Today's jobs report should cause alarm
Central bankers and fiscal hawks are about to hurt average working people
I know I already wrote today about tenacity and avoiding burnout, but I felt the latest jobs report merited an additional post. Thanks for reading, and commenting.
Today’s jobs report from the Labor Department is a warning sign about the economy. It should cause widespread concern about the Fed’s plans to raise interest rates to control inflation. And it should cause policy makers to rethink ending government supports such as extended unemployment insurance and the child tax credit. These will soon be needed to keep millions of families afloat.
Employers added only 199,000 jobs in December. That’s the fewest new jobs added in any month last year. In November, employers added 249,000. The average for 2021 was 537,000 jobs per month. Note also that the December survey was done in mid-December, before the latest surge in the Omicron variant of COVID has caused millions of people to stay home.
But the Fed is focused on the fact that average hourly wages climbed 4.7 percent over the year. Central bankers believe those wage increases have been pushing up prices. They also believe the United States is nearing “full employment” – the maximum rate of employment possible without igniting even more inflation.
As a result, the Fed is about to prescribe the wrong medicine. It’s going to raise interest rates to slow the economy – even though millions of former workers have yet to return to the job market, and even though job growth is slowing sharply. Higher interest rates will cause more job losses. Slowing the economy will make it harder for workers to get real wage increases. And it will put millions of Americans at risk.
The Fed has it backwards. Wage increases have not caused prices to rise. Price increases have caused real wages (what wages can actually purchase) to fall. Prices are increasing at the rate of 6.8 percent annually but wages are growing only between 3-4 percent.
The most important cause of inflation is corporate power to raise prices.
Yes, supply bottlenecks have caused the costs of some components and materials to rise. But large corporations have been using these rising costs to justify increasing their own prices when there’s no reason for them to do so.
Corporate profits are at a record high. If corporations faced tough competition, they would not pass those wage increases on to customers in the form of higher prices. They’d absorb them and cut their profits.
But they don’t have to do this because most industries are now oligopolies composed of a handful of major producers that coordinate price increases.
Yes, employers have felt compelled to raise nominal wages to keep and attract workers. But that’s only because employers cannot find and keep workers at the lower nominal wages they’d been offering. They would have no problem finding and retaining workers if they raised wages in real terms – that is, over the rate of inflation they themselves are creating.
Astonishingly, some lawmakers and economists continue to worry that the government is contributing to inflation by providing too much help to working people. A few (including some Democrats like Joe Manchin and Kyrsten Sinema) are unwilling to support Biden’s “Build Back Better” package because they fear additional government spending will fuel inflation.
Here again, the reality is exactly the opposite.

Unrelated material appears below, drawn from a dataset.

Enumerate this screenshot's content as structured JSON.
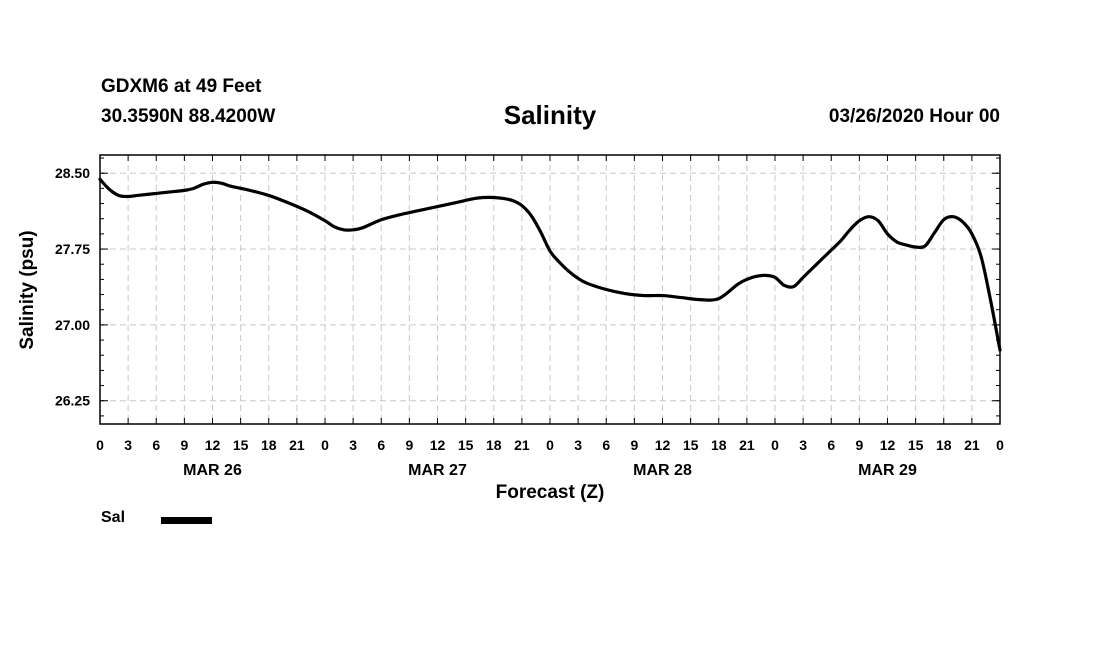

The economy is in imminent danger of slowing, as the December job numbers (collected before the Omicron surge) reveal.
Many Americans will soon need additional help since they can no longer count on extra unemployment benefits, stimulus payments, or additional child tax credits. This is hardly the time to put on the fiscal brakes.
Policymakers at the Fed and in Congress continue to disregard the elephant in the room – the power of large corporations to raise prices. As a result, they’re on the way to hurting the people who have been taking it on the chin for decades – average working people.
Paul Krugman writing today in the New York Times makes a case that supports Robert Reich's. Here is my take:
Why do major corporations raise prices? Because they can. I noted several dog whistles recently in the financial press from CEOs of major corporations to their shareholders about taking advantage of supply chain disruptions to raise prices. Corporate America is now as consolidated and uncompetitive as it has ever been. More efficient IT makes that possible, and so does a doting regulatory environment. Corporations are using supply disruptions that they themselves caused by their own ill advised offshoring, to excuse price increases and make windfall profits.
And the Fed's proposed cure for this? Punish wage earners whose incomes are not even going up fast enough to keep up with corporate price increases? Yes, a wage-price spiral IS theoretically possible. But we don't have unions anymore except in the public sector. Workers don't have the bargaining power they did back in the 1970s Wage-push inflation isn't the cause of current inflation, and stomping on workers is the wrong cure. Why does the Fed always do this?
I like one thing I just heard Biden calling back to from yesterday's briefing: "Capitalism without competition is not capitalism. It's exploitation." Just sayin'.